The most invasive surgery he had was a biopsy of two lymph nodes which were “sticking out of my neck. I’m glad it went that way. If it had developed in a different direction, I wouldn’t have noticed it.” The timing was lucky in one way: he could finish up the filming of the fourth season of Dexter, organize what he needed to organize, have treatment, then return to filming season five wearing a wig.
“I just kept going,” Hall said. He was very practical. He laughed recalling something a friend had said: “It’s just like having wet pants. Your jeans will be soaked through for six months, but after that you’ll be able to take them off.” Hall held on to that idea, and counted his blessings for having good care and health insurance, and that the cancer had been diagnosed quickly and found early. Hall felt more “grateful than cursed in any way.” He is now “well out of the woods.”
Hall said the experience had changed his attitude to life in different ways.
“I got sober. Became vegan. All those things are not unrelated to the fact of that mortal illness.” His drinking was “functional, but not something I could deny. It was an ebb and flow, but the general trajectory was more drinking, pot smoking and recreational this and that. There was an undeniable, long-sensed of diminishing returns and the sense that life was shortening; and in terms of those preoccupations and those behaviors it was progressing in a certain direction that I felt wasn’t sustainable. I don’t do any more of anything now.”

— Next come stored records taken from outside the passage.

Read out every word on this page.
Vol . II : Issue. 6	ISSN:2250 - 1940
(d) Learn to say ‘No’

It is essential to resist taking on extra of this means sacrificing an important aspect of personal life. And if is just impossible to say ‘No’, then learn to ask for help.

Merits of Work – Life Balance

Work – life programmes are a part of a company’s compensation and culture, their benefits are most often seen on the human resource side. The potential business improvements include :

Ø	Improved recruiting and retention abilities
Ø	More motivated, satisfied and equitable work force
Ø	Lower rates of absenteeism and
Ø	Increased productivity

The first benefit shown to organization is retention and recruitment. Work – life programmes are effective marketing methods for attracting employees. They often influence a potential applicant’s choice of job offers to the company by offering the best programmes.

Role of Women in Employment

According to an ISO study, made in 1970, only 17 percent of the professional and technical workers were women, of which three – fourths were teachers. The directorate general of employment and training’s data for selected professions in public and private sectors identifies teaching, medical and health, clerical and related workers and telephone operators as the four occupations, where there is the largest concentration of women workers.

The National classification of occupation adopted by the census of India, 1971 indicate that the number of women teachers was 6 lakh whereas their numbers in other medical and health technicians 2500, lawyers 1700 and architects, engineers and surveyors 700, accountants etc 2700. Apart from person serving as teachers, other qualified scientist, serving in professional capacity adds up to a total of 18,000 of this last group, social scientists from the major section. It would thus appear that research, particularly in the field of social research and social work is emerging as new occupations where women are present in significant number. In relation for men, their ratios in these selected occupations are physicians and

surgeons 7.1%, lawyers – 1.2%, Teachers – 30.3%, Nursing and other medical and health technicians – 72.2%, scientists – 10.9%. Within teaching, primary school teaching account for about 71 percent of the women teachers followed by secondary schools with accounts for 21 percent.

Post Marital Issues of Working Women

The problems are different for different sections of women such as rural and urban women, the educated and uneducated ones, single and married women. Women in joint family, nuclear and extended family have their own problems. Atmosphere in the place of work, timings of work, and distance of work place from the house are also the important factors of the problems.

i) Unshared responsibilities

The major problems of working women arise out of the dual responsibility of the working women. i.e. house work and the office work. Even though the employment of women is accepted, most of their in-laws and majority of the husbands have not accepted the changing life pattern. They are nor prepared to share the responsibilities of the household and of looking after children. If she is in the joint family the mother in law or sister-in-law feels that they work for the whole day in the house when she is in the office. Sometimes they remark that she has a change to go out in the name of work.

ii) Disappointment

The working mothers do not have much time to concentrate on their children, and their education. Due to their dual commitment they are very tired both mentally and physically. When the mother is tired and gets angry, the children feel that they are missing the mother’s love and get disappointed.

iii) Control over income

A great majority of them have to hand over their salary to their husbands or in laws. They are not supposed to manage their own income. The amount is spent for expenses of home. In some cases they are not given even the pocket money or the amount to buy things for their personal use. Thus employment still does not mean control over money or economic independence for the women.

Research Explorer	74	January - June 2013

Hall rightly thinks he looks better than he did five years ago, with his vegan diet and “no booze and marijuana, or anything else.” Of aging, he laughed. “I have a sense of that things are going to start falling apart. But yeah, I feel pretty good. I’m thankful.” He’s done yoga in the past, circuit and weight training. Doing the show is his formal workout of right now. How does 50 seem to him? Another laugh. “Soon. I found myself thinking, ‘I’m not 35 anymore. No, wait, I’m 37. No, wait, I’m 47.”
He doesn’t have dream roles. He said he could never have imagined David Fisher or Dexter, and even though when we spoke he had only performed Thom Pain twice, it already felt “such a rich and fundamental experience” that he cannot imagine not having done it. “I hope to find myself in that version of a state of grace again.”
I asked if David Fisher and Dexter Morgan had stayed with Hall.
“I feel like I’m able to walk away from them, and I think there is some part of us that doesn’t distinguish between reality and ritual. I think they remain part of my lived experience.”
Today, Hall will walk Salamander in nearby Central Park. After that, he will prepare for that evening’s performance of Thom Pain. While Hedwig had elements of monologue, it was “more of a mask with a band protecting you,” said Hall. With Thom Pain, it is all monologue and all on him to deliver. “It’s exhilarating. There is nowhere to turn but back to the house. You can’t get off the ride, even if the ride feels wobbly or gnarly you’re still on it. You’re staying on that wave all the time.”
It’s so intimate and intense the audience matters every night: what they laugh at or vocally respond to. On the first night a woman replied to one of Pain’s questions “very eagerly as if it was her assignment. That was great. I loved it. I just hope the quality of the silence remains.”
It is the quality of their silences—charged, pained, tentative, shocked; less what they say and what we imagine rumbling inside their unquiet minds—that distinguishes Hall’s most memorable characters. As well as all that death.
Rest assured that the smiling Hall wasn’t worrying about mortality when we said farewell. “I’m going to buy some dog food,” he announced.
Thom Pain (based on nothing) is at Signature Theatre, New York City, through Dec. 2.